Мне так и хочется крикнуть: “Разве не видишь, что не прошло, не зажило, что рана еще сочится?” Но поминаю, шрамы, вспоротые этой встречей на Кубе, все же затянутся. Этот разговор - тот бальзам, в котором они и нуждались. Течение времени расставило все на свои места, и мама действительно оказалась права: первая любовь должна быть с малой долей горчинки. Иначе я никогда бы не оценил Викторию по достоинству, не стал бы частью нашей любви без препятствий и условностей.

В молчании мы следим за алеющим небом, каждый размышляет о своем. Тишина теперь благословенна, такая бывает после пронесшегося ураганного ветра, натворившего множество бед. А потом, скрипнув дверями патио, появляется Виктория, немного неопрятная ото сна, но от этого еще более нежная и родная. Она присаживается за моей спиной, оплетая грудь своими по-девичьи тонкими руками:

- Купался? – ее ладошка зарывается в мои волосы.

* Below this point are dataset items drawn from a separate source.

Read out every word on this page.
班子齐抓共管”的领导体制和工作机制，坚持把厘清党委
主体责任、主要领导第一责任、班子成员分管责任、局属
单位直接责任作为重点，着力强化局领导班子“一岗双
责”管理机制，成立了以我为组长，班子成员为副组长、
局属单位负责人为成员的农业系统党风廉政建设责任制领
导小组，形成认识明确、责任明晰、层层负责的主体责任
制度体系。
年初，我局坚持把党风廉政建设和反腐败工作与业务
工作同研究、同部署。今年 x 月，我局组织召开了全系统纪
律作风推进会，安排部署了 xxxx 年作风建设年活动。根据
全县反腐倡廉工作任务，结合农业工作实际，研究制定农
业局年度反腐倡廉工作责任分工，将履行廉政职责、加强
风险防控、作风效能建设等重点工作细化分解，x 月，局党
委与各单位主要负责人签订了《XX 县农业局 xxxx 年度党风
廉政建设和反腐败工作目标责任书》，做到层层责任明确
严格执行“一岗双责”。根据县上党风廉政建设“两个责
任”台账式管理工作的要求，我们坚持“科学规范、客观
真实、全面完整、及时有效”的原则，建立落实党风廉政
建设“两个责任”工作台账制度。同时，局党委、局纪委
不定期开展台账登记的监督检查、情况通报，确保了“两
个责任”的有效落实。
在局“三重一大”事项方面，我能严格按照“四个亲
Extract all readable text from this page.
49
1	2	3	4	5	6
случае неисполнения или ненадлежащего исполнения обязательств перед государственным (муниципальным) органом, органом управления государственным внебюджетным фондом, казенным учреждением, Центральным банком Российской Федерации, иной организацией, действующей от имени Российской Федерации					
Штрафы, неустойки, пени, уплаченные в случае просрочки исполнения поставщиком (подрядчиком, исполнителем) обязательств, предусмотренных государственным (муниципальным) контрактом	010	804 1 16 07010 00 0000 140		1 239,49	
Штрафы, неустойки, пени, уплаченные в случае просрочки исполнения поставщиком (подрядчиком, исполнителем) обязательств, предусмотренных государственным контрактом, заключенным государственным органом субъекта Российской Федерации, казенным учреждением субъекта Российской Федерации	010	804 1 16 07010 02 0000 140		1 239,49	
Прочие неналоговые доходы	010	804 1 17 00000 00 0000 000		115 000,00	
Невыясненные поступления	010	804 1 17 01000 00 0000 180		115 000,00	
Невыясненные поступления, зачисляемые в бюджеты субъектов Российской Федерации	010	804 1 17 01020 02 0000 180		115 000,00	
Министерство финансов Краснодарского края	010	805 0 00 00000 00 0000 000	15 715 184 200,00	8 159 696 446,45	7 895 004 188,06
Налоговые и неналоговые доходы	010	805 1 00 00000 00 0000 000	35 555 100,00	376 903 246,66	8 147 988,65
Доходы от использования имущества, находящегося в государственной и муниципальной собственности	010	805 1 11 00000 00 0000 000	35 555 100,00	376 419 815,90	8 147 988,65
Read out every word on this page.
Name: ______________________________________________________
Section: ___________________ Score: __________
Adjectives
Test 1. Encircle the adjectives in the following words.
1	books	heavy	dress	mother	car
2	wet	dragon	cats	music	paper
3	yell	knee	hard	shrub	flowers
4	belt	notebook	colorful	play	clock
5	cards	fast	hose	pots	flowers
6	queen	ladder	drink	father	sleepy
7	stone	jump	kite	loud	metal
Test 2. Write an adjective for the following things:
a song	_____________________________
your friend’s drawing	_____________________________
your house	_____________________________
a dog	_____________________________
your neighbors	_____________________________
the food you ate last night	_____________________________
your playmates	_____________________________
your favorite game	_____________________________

Все еще молча киваю ей в ответ.

- Нам пора, Роберт, через пять часов самолет.

-Да, конечно, идем, - я поднимаюсь, протягиваю ей руку.

Она вскрикивает, когда я вдруг поднимаю ее на руки, крепко прижимаю к себе и кружу. Ее чистый, звонкий смех разрывает замкнутый круг теней прошлого, которые уходят вместе с ночью, уступающей место яркому и сочному дню.

- Доброе утро, красавица, - целую ее в щеку.

- И тебе доброе, - она возвращает поцелуй.

Так, с Викторией на руках, и ухожу, оставляя Джеральда на попечение Марии, появившейся в дверях.